Slow & Steady (#366)
Never in my life before the age of 22 was I called an overachiever.
I graduated in the 50th percentile of my high school class. In college, the prestigious summer internships I wanted didn’t consider me, so I worked at a bank’s internal temp agency for two summers, doing pretty remedial work. Then as a college senior, I didn’t get a job offer from any of my top choices for my first employer, and plastered the many rejection letters on my dorm wall in a collection with my roommates.
But now, almost 25 years later, things turned out okay. I started five organizations, became a CEO, wrote six books and speak to audiences around the world.
An outside observer today would probably wonder how this is possible given my impressively unremarkable younger years. But I believe my early failures and leisurely pace were features, not bugs. By the time I hit the professional world and knew what I wanted to do, I had the drive, energy and experience with failure required to prevail in the long run.
I believe strongly that many parents, kids and educators today have completely lost sight of the fact that life is a marathon, not a sprint. Over the past two decades, our society has placed far too much pressure on the first leg of the race of life.
As I have been touring colleges with my middle child, I’ve felt anxiety as I’ve listened to the student tour guides who serve as exemplars. Everyone is a double major with a minor, has an internship, and is involved in several clubs and extracurricular activities.
It’s easy to see where this comes from: kids today are shuttled from activity-to-activity while being pressured to be great at everything. They have been conditioned to believe getting a B is a failure, even in topics they don’t enjoy and will never pursue further. They are certainly not encouraged to take any classes that put their perfect GPAs at risk, even if they’re passionate or curious about them.
This environment has created a generation of students Yale professor William Deresiewicz calls “excellent sheep.”
Being an excellent sheep doesn’t get you far in the real world. As this crop of objectively talented students graduate, they are experiencing record rates of burnout and mental health issues in their 20s. Scholars had to invent a term for this disastrous new phenomenon: the quarter-life crisis.
Today’s youth have sacrificed so much of their childhood and worked so tirelessly during their school years, believing that reaching the professional world would be the reward for all their exertion. However, as older generations know well, getting to the real world is only the beginning.
Years of weeks stuffed with marathon study sessions and extracurricular activities that are more about resume-building rather than genuine interest have demolished people’s physical and mental capacity and taxed their resilience. Plus, many members of Gen Z aren’t prepared for embracing feedback about things they don’t do well, inevitable setbacks/failure, and working more than 40 hours a week. This is a stark contrast from their parents, who were raised in a very different culture and left university full of energy and ready to do whatever was asked of them to learn and grow.
In his book Good To Great, Jim Collins shared the story of a 1910 race between Robert Falcon Scott and Roald Amundsen, who each aimed to be first to reach the South Pole. Amundsen’s team handily beat Scott’s team and returned intact, while Scott’s team lost the race and suffered many casualties in the process.

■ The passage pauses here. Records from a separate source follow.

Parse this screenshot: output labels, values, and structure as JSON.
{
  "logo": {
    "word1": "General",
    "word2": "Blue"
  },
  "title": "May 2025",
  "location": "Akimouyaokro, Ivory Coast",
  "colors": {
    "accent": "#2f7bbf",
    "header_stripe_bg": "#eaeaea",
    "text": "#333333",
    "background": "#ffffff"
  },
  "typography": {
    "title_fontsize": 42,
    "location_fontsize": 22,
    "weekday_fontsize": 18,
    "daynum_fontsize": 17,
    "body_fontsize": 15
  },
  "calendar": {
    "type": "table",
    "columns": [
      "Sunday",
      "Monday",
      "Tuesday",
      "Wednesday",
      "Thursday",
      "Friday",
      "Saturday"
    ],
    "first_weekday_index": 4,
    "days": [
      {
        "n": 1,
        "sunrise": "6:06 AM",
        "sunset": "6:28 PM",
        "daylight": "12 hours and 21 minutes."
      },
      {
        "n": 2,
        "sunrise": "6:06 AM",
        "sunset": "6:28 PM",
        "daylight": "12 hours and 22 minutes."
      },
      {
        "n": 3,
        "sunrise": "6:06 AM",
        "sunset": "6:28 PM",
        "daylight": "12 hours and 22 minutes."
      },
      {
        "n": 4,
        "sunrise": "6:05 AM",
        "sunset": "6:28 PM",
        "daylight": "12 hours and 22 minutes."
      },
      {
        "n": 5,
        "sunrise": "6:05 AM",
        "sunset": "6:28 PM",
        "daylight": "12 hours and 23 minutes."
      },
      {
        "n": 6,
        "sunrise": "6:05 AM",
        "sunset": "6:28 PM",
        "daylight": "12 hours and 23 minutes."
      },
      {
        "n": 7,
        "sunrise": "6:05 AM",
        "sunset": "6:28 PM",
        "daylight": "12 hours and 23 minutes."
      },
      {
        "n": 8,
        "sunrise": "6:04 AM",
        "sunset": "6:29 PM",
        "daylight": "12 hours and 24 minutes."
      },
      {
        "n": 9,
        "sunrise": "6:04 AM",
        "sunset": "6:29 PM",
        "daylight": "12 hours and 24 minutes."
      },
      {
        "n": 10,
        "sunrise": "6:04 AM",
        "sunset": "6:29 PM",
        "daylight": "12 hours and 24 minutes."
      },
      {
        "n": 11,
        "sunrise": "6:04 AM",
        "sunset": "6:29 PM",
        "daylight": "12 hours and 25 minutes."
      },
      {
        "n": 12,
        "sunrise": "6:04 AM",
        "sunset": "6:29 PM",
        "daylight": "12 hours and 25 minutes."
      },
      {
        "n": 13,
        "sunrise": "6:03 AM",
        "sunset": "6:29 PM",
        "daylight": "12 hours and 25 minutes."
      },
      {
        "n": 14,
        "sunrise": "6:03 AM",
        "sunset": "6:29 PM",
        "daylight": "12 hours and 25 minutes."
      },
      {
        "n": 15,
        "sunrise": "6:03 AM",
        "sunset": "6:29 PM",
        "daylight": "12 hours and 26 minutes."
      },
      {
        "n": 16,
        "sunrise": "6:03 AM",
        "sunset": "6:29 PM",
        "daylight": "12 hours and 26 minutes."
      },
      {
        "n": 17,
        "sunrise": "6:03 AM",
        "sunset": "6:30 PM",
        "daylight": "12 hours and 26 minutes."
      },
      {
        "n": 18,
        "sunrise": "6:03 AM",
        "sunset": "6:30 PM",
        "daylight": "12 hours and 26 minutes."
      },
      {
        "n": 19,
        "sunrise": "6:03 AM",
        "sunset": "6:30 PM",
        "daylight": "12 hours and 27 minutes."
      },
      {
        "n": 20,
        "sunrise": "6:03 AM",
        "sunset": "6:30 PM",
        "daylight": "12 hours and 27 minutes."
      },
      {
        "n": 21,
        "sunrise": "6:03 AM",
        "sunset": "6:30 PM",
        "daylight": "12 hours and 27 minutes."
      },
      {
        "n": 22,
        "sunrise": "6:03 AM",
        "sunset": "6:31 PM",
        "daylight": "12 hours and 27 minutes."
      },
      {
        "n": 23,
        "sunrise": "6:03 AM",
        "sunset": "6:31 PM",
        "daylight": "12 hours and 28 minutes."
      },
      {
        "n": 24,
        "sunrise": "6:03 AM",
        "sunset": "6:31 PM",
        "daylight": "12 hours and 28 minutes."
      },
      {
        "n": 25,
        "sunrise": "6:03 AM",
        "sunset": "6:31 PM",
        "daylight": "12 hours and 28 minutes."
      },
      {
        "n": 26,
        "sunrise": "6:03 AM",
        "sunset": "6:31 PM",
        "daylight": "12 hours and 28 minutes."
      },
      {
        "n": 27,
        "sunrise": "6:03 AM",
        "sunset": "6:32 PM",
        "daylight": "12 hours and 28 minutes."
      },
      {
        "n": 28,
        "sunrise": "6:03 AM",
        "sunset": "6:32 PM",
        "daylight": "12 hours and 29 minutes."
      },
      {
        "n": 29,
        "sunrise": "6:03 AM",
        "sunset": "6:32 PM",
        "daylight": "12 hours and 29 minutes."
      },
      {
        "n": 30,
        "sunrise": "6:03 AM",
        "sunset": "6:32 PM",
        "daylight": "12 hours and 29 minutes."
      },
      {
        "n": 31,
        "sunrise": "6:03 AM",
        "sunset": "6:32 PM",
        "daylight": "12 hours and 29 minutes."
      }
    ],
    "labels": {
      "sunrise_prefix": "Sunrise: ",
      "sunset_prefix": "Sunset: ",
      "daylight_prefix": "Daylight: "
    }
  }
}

Scott’s approach was logical: his team would travel 50 or 60 miles on clear days and then rest on stormy ones. The problem was they often overexerted themselves when they had a run of several clear days in a row.
In contrast, Amundsen built his strategy around the concept of the 20-mile march. No matter how good or bad the weather, his team only marched 20 miles each day to keep an even pace. They opted for a measured, consistent approach and ended up with the better outcome.
The lesson of the 20-mile march that Collins extrapolated to organizations is clear: teams and companies that tend to finish first in the long run focus on consistency and playing the long game. Parents and leaders would do well to learn the same lesson. Having high standards is crucial, but so is focusing on the big picture and recognizing sprinting full out through the early stages of a race often means running out of gas before the finish line.
Likewise, kids encouraged to spend the first quarter of their life pushing themselves to their limits will end up much like Scott did: battered, burned out and watching someone else plant a flag at their dream destination.